Sociedade

Embaixadora das Filipinas no Brasil agride empregada doméstica na residência diplomática

Após denúncia feita no final do mês de agosto, imagens comprovam agressão da embaixadora das Filipinas Marichu Mauro, contra empregada doméstica na residência diplomática. O Ministério Público abriu inquérito para investigar o caso, entretanto a embaixadora é protegida pela imunidade diplomática.

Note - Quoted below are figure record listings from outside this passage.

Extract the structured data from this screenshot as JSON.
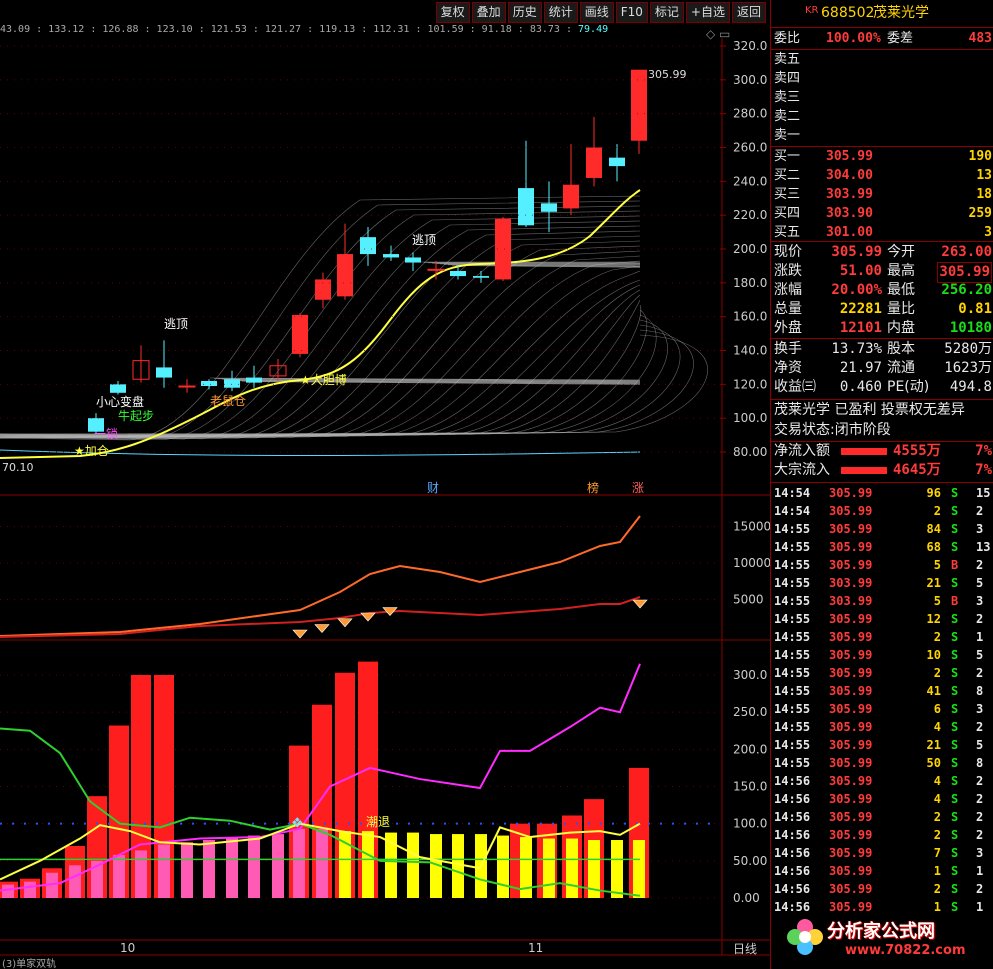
{
  "toolbar": {
    "items": [
      "复权",
      "叠加",
      "历史",
      "统计",
      "画线",
      "F10",
      "标记",
      "+自选",
      "返回"
    ]
  },
  "top_price_row": [
    "43.09",
    "133.12",
    "126.88",
    "123.10",
    "121.53",
    "121.27",
    "119.13",
    "112.31",
    "101.59",
    "91.18",
    "83.73"
  ],
  "top_price_last": "79.49",
  "main_yaxis": [
    "320.0",
    "300.0",
    "280.0",
    "260.0",
    "240.0",
    "220.0",
    "200.0",
    "180.0",
    "160.0",
    "140.0",
    "120.0",
    "100.0",
    "80.00"
  ],
  "mid_yaxis": [
    "15000",
    "10000",
    "5000"
  ],
  "low_yaxis": [
    "300.0",
    "250.0",
    "200.0",
    "150.0",
    "100.0",
    "50.00",
    "0.00"
  ],
  "xaxis": [
    "10",
    "11"
  ],
  "bottom_label": "日线",
  "bottom_tab": "(3)单家双轨",
  "chart_texts": {
    "high_mark": "305.99",
    "low_mark": "70.10",
    "escape_top_1": "逃顶",
    "escape_top_2": "逃顶",
    "careful": "小心变盘",
    "bull_start": "牛起步",
    "one_lock": "一锁",
    "add_pos": "★加仓",
    "mouse_pos": "老鼠仓",
    "bold_bet": "★大胆博",
    "fin_tag": "财",
    "list_tag": "榜",
    "up_tag": "涨",
    "retreat": "潮退"
  },
  "stock": {
    "market": "KR",
    "code": "688502",
    "name": "茂莱光学"
  },
  "commission": {
    "ratio_label": "委比",
    "ratio": "100.00%",
    "diff_label": "委差",
    "diff": "483"
  },
  "sell_levels": [
    "卖五",
    "卖四",
    "卖三",
    "卖二",
    "卖一"
  ],
  "buy_levels": [
    {
      "label": "买一",
      "price": "305.99",
      "vol": "190"
    },
    {
      "label": "买二",
      "price": "304.00",
      "vol": "13"
    },
    {
      "label": "买三",
      "price": "303.99",
      "vol": "18"
    },
    {
      "label": "买四",
      "price": "303.90",
      "vol": "259"
    },
    {
      "label": "买五",
      "price": "301.00",
      "vol": "3"
    }
  ],
  "quote": [
    {
      "l1": "现价",
      "v1": "305.99",
      "l2": "今开",
      "v2": "263.00"
    },
    {
      "l1": "涨跌",
      "v1": "51.00",
      "l2": "最高",
      "v2": "305.99"
    },
    {
      "l1": "涨幅",
      "v1": "20.00%",
      "l2": "最低",
      "v2": "256.20"
    },
    {
      "l1": "总量",
      "v1": "22281",
      "l2": "量比",
      "v2": "0.81"
    },
    {
      "l1": "外盘",
      "v1": "12101",
      "l2": "内盘",
      "v2": "10180"
    }
  ],
  "stats": [
    {
      "l1": "换手",
      "v1": "13.73%",
      "l2": "股本",
      "v2": "5280万"
    },
    {
      "l1": "净资",
      "v1": "21.97",
      "l2": "流通",
      "v2": "1623万"
    },
    {
      "l1": "收益㈢",
      "v1": "0.460",
      "l2": "PE(动)",
      "v2": "494.8"
    }
  ],
  "profile_line": "茂莱光学 已盈利 投票权无差异",
  "status_line": "交易状态:闭市阶段",
  "flows": [
    {
      "label": "净流入额",
      "value": "4555万",
      "pct": "7%"
    },
    {
      "label": "大宗流入",
      "value": "4645万",
      "pct": "7%"
    }
  ],
  "ticks": [
    {
      "t": "14:54",
      "p": "305.99",
      "v": "96",
      "s": "S",
      "n": "15"
    },
    {
      "t": "14:54",
      "p": "305.99",
      "v": "2",
      "s": "S",
      "n": "2"
    },
    {
      "t": "14:55",
      "p": "305.99",
      "v": "84",
      "s": "S",
      "n": "3"
    },
    {
      "t": "14:55",
      "p": "305.99",
      "v": "68",
      "s": "S",
      "n": "13"
    },
    {
      "t": "14:55",
      "p": "305.99",
      "v": "5",
      "s": "B",
      "n": "2"
    },
    {
      "t": "14:55",
      "p": "303.99",
      "v": "21",
      "s": "S",
      "n": "5"
    },
    {
      "t": "14:55",
      "p": "303.99",
      "v": "5",
      "s": "B",
      "n": "3"
    },
    {
      "t": "14:55",
      "p": "305.99",
      "v": "12",
      "s": "S",
      "n": "2"
    },
    {
      "t": "14:55",
      "p": "305.99",
      "v": "2",
      "s": "S",
      "n": "1"
    },
    {
      "t": "14:55",
      "p": "305.99",
      "v": "10",
      "s": "S",
      "n": "5"
    },
    {
      "t": "14:55",
      "p": "305.99",
      "v": "2",
      "s": "S",
      "n": "2"
    },
    {
      "t": "14:55",
      "p": "305.99",
      "v": "41",
      "s": "S",
      "n": "8"
    },
    {
      "t": "14:55",
      "p": "305.99",
      "v": "6",
      "s": "S",
      "n": "3"
    },
    {
      "t": "14:55",
      "p": "305.99",
      "v": "4",
      "s": "S",
      "n": "2"
    },
    {
      "t": "14:55",
      "p": "305.99",
      "v": "21",
      "s": "S",
      "n": "5"
    },
    {
      "t": "14:55",
      "p": "305.99",
      "v": "50",
      "s": "S",
      "n": "8"
    },
    {
      "t": "14:56",
      "p": "305.99",
      "v": "4",
      "s": "S",
      "n": "2"
    },
    {
      "t": "14:56",
      "p": "305.99",
      "v": "4",
      "s": "S",
      "n": "2"
    },
    {
      "t": "14:56",
      "p": "305.99",
      "v": "2",
      "s": "S",
      "n": "2"
    },
    {
      "t": "14:56",
      "p": "305.99",
      "v": "2",
      "s": "S",
      "n": "2"
    },
    {
      "t": "14:56",
      "p": "305.99",
      "v": "7",
      "s": "S",
      "n": "3"
    },
    {
      "t": "14:56",
      "p": "305.99",
      "v": "1",
      "s": "S",
      "n": "1"
    },
    {
      "t": "14:56",
      "p": "305.99",
      "v": "2",
      "s": "S",
      "n": "2"
    },
    {
      "t": "14:56",
      "p": "305.99",
      "v": "1",
      "s": "S",
      "n": "1"
    }
  ],
  "watermark": {
    "title": "分析家公式网",
    "url": "www.70822.com"
  },
  "colors": {
    "up": "#ff2b2b",
    "down": "#55f0ff",
    "accent": "#8a0000",
    "ma": "#ffff40"
  }
}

segunda-feira 26 de outubro| Edição do dia

A vida pública da embaixadora no Brasil foi um pouco agitada: ao chegar ao Brasil, há cerca de dois anos e meio, foi recepcionada pelo ex-presidente Michel Temer, participou de vários eventos e, no início deste mês, recebeu até uma condecoração do presidente Bolsonaro. Além do Brasil, Marichu é embaixadora das Filipinas na Colômbia, Venezuela, Guiana e Suriname. Antes disso, teve passagens por consulados na Bélgica e Itália.

Entretanto, protegida pelos muros da embaixada e longe das câmeras, a diplomata agredia repetidamente uma empregada doméstica. A mulher de 51 anos, trabalhava na residência oficial da embaixadora e também é filipina. As agressões foram registradas pelo circuito interno e vistas por um funcionário que não se identificou. Após analisar a fundo as câmeras da residência oficial, foi descoberto que a vítima era agredida praticamente toda semana.

“Todas as vezes que eu vi, ela simplesmente só se encolhia, tentava proteger o rosto. E mesmo assim era infeliz... Não conseguia se proteger. Ela foi agredida várias vezes e por vários dias”. - disse funcionário ao G1.

Há cerca de 10 milhões de filipinos trabalhando no exterior, muitos fazendo serviços domésticos. O movimento é incentivado pelo governo local, já que o dinheiro que os imigrantes mandam de volta para o país equivale a quase 10% do PIB. Por isso que, organizações que auxiliam os trabalhadores no exterior, acusam o governo de fechar os olhos para casos de agressão e maus tratos. Em 2017, relatamos aqui no diário a condição de trabalho das empregadas domésticas das Filipinas para famílias ricas no Brasil.

O governo das Filipinas é denunciado com frequência por organizações internacionais por desrespeitar os direitos humanos, especialmente por prender e intimidar opositores. O próprio presidente, Rodrigo Duterte, já admitiu ter matado supostos criminosos quando era prefeito. Nesse ano, ainda ordenou a polícia à matar quem descumprisse regras da quarentena.

O Ministério Público do Trabalho abriu um inquérito para investigar o caso, porém, é provável que Marichu fique impune e nada aconteça, devido à imunidade diplomática, onde não pode ser presa e nem processada pelo Estado brasileiro. Mesmo com as investigações, na sexta-feira (23), a embaixada das Filipinas acionou a Polícia Militar, pois a diplomata se sentiu incomodada com a presença de jornalistas no lado de fora de sua residência. Isso mostra que, não importa a gravidade do caso, a polícia militar sempre estará ao lado do governo e de pessoas com um nível maior de autoridade.